Confession of Murder

3 out of 5

Director: Jeong Byeong-gil

Jumping in to view ‘Confession’ for any given few minute segment can impress upon its glimpser the following notions: that the movie is sloppy, or choppy, or showy, or cheap, or just a little confused.  And all of those things are true.  But it’s to co-writer / director Jeong Byeong-gil’s credit that his material is stuck to an interesting concept, and that he remembers that the core of the film is quite serious, even if that affect certainly gets lost at various moments when the flick decides it wants to be an action movie or include a bit of slapstick.  Jeong certainly isn’t the first to combine genres, but on the whole, that is a skill that comes with time.  This being Jeong’s second film – after a doc on stuntmen, probably accounting for the semi-random inclusion of insane free-running and car chase sequences – he’s not quite there yet.  But his director’s eye seems interestingly fused with a video game era sense of visuals, which, nourished with patience in the silver screen world, might eventually lead us to a perfect slam-bang meld of styles.  This is something we’ve achieved in  the action and sci-fi genres, but it’d be cool to see it cross over into a legit drama.
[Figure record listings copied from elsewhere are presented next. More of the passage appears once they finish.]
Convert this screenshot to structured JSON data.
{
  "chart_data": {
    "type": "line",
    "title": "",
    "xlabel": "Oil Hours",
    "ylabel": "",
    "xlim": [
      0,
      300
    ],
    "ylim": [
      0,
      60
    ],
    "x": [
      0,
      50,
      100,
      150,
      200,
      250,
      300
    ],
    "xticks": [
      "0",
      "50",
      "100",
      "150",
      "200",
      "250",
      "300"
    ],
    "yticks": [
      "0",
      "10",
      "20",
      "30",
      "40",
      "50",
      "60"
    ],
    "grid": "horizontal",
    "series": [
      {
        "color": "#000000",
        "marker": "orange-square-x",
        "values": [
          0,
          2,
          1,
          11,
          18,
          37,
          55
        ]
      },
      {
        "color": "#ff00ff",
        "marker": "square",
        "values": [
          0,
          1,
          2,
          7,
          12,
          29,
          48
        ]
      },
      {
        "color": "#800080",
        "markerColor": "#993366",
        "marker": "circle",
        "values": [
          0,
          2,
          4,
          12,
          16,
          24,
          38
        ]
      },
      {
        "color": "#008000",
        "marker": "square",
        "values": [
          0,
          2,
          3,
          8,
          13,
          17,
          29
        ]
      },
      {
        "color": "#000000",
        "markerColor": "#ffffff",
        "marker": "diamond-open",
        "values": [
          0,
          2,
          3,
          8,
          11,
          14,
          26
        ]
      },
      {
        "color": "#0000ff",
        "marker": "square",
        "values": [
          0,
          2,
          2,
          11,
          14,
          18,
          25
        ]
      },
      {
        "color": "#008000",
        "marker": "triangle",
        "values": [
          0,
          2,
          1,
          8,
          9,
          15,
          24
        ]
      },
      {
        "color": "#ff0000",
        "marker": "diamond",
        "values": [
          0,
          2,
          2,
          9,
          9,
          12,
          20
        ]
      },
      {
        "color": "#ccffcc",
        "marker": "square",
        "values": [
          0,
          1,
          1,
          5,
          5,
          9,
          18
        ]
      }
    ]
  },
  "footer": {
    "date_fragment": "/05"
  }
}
The movie opens with some confusing and perhaps unnecessary flashback flim-flammery: a scarred Lieutenant Choi (Jung Jae-young) is sitting down to some dinner before some comes crashing through the window.  Wait – is it him?  And indeed it is.  We’re now flashing back to Choi’s struggles with a serial killer – 10 women dead, his hopeful bride-to-be missing and presumed to be #11.  Jeong assails us with some camera gimmicks, jumping into first person view when a character is on his back, inverting the vision, or using some inventive editing (or maybe a go-pro, who knows) to follow the chase as it bursts through more windows and jumps from rooftop to rooftop and ends… with the killer inflicting a cheek wound upon Choi which would become that scar and then escaping.  The physical cue is a cute ploy, and the seamless transition to memories is used again, so this scene eventually works into the beats of the film, but while you’re processing how flashy the camera work is, you’re distracted by wondering if you’re reading the scene correctly… so its something of a difficult intro.  We move on to 15 years after this, when we’re told that the statute of limitations having expired on these crimes has allowed someone claiming to be the killer (whose face was masked to Choi) to step forward with a book called “I am the Murderer.”  The claim is that its an apology, but the insane amount of press this causes and subsequent riches from the book becoming a quick bestseller call into question the author’s true intentions.  The public’s reaction to the book is the centerpiece of the film – Choi expressing doubts as to Lee Doo-seok’s (Park Si-hoo) claims but unable to refute the level of detail in the text, and the ridiculous but totally believable cult of obsession that instantly springs up around Lee, since he turns out to be quite the handsome and charming young chap.  Some slightly goofy bits with a group of Doo-seok’s victims’ survivors constantly planning attacks against the supposed murderer muddle with the tone, as does a ridiculous car chase sequence… though god damn is that sequence pretty effing awesome.  There’s also some odd CGI that undermines the film’s general slickness, and I was constantly curious why no one mentioned how young Doo-seok looked.  But Jung Jae-young gives Choi a very believably brittle, grudging acceptance of his role as an officer now having to sometimes protect this killer and Lee is pitch-perfect creepy charm.

It essentially boils down to a cat and mouse – did he do it or didn’t he?  And we’re purposefully kept in the dark as to Choi’s real feelings on the matter, lending the proceedings – which, those odd tone moments aside, is handled with some very effective patience and stoic framing of scenes – a building tension.  The end has some stunning moments but strains the suspension of disbelief in order to escalate things to a final confrontation.

The high-octane moments look pretty awesome but are at odds with the majority of ‘Confession,’ which is a more sober observation of publicity and obsession than it initially seems.  Director Jeong proves capable of handling both styles well, though stitching them together prevents the flick from being as effective as the story certainly could’ve afforded.  Still, definitely a dude on whom to keep an eye.